In most cases flooding is preceded by dull pain in the loins and groins, and a sensation of weight and dragging. Similar sensations however are often produced by other causes, which makes it difficult to predicate, with any degree of certainty, whether the patient is about to flood or not. The very first appearance of blood from the vagina must therefore be watched for carefully, as that removes all doubt, and warns us to be prompt with the proper remedies. Sometimes a female will flood internally, the blood being retained by the passage being closed or plugged up by clots, or by its passing behind the membranes, or under the centre of the placenta. These internal or concealed hemorrhages are very dangerous, as the patient may lose much blood before her condition is suspected. It is therefore necessary to bear this in mind, and carefully use every means to ascertain whether such an accident has occurred or not. In general the indications are pretty plain, the patient suffering from deep seated and distressing pains in the back and groins, with great weakness in the limbs, faintness, weak pulse, dimness of sight, ringing in the ears, coldness of the hands and feet, swelling of the abdomen, and finally fainting, particularly if the retained blood suddenly escapes, which it usually does.
In the early months there is more danger to the child from flooding than there is to the mother, because it is nearly certain to lead to abortion. In the latter months, on the contrary, the mother runs the greatest risk, as the child may then live if it be expelled, while the mother may sink and die from excessive loss of blood. There are many females of a very full habit, who suffer but little from hemorrhage, unless it be excessive, indeed some seem to be benefitted by it, and are thus relieved from headache and convulsions. It should, however, be carefully watched, and its effects duly noted.

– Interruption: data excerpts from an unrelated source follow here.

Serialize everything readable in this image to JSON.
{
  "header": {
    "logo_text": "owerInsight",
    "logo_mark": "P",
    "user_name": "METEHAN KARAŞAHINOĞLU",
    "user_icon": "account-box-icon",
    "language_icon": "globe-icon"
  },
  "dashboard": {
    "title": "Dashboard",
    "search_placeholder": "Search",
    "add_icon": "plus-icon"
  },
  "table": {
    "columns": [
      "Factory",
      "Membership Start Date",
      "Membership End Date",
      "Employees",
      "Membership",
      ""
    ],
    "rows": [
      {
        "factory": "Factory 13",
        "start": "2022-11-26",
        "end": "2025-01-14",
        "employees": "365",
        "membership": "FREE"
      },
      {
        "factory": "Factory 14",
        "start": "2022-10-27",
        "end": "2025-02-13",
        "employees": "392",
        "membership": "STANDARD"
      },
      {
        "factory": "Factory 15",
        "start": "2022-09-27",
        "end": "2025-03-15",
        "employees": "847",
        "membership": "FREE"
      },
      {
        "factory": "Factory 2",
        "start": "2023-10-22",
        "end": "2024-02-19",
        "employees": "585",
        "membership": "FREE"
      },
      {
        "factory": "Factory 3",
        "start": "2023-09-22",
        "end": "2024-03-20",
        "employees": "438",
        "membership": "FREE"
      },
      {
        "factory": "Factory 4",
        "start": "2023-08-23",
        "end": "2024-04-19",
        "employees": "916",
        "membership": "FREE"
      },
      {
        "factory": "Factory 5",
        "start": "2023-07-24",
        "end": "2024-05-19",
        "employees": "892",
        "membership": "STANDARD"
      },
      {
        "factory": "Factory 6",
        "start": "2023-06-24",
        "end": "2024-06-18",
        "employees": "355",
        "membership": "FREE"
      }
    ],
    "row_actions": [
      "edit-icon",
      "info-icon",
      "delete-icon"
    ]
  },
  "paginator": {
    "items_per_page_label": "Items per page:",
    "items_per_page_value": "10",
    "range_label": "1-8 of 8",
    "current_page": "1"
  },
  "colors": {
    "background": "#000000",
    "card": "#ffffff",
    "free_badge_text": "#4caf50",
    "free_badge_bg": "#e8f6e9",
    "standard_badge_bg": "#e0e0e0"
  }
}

The treatment of flooding must depend materially upon its severity, and the time when it occurs. In the early months, when the discharge is slight, and when it causes little distress, simple means will answer. The patient must lie on her back, on a hard mattress, with the pelvis raised, by means of a pillow, higher than the rest of the body. The air must be kept fresh and cool around her; she must keep herself quiet in body and mind, live rather low, and drink freely of cooling drinks, such as soda water, lemonade, tamarind tea, or ice water. [The fullest directions for making and using all these drinks will be found in my "Diseases of Woman.">[
If the flooding does not stop with these simple means, external applications must be made, of cold, wet cloths, or even ice, over the abdomen, and inside the thighs. Finally, if further treatment is still needed, cold astringent injections may be carefully thrown into the vagina. Cold water is perhaps as good as anything for this purpose, and I have frequently known a most severe flooding checked immediately by injecting cold water into the vagina and rectum, and applying cold wet cloths over the abdomen, and inside the thighs. Some astringent drink may also assist, such as a little syrup of comfrey, or extract of Rhatany, and particularly a tea made of the root of the black currant, as recommended in my "Diseases of Woman."—[A handful of the root may be boiled in two quarts of water, for twenty minutes; it should be sweetened to taste and drunk freely. The common blackberry, or the dew berry, is also excellent, though not so good as the black currant.]—If the patient be nervous and irritable, or suffer much from pain, an opium pill may be taken, or from ten to twenty drops of laudanum.
The general practice in these cases is to bleed freely and give opium! And as this practice certainly does succeed in many extreme cases, I should certainly recommend, if the simpler means fail, to resort to it at once. I dislike bleeding very much, in any cases, and here it seems particularly inappropriate; I should therefore say try almost anything and everything first, but never obstinately refuse to do it if nothing else succeeds.
In some cases a plug or tampon is used, to fill up the vagina. It may be made of a roll of cloth, cotton, or a piece of sponge. This practice, however, is useless in the latter months of pregnancy, and very often fails even at other times. When it succeeds it causes the blood to coagulate, and thus closes up the mouths of the vessels. Quite as often, however, it only keeps it in, and makes it accumulate in the womb till it all rushes away at once; still it may be tried.
If the hemorrhages should occur so frequently, or be so excessive, in spite of all treatment, as to endanger the safety of the patient, there is no other resource left to save her life but to produce abortion, because the presence of the fœtus and its appendages is evidently then the irritating cause which keeps up the discharge, and it cannot be expected to stop till the womb is emptied.
ABORTION, OR MISCARRIAGE.
When the fœtus is prematurely expelled before it can survive, it is called an Abortion, but if its expulsion take place so late that it can live, it is called Miscarriage. Both these are serious accidents. In abortion the child is lost, as a matter of course, but in miscarriage it may live, after the seventh month. The danger to the mother is considerable from both, though greatest probably from abortion. It is probable that many very early miscarriages take place unperceived, the female suffering but little from the accident, and the embryo being too small to be seen, unless carefully looked for.
The most frequent periods for such accidents are found to be six months, five months, and three months; and what is very singular, a much greater number of male children are aborted than females, the proportion being about sixteen to eleven.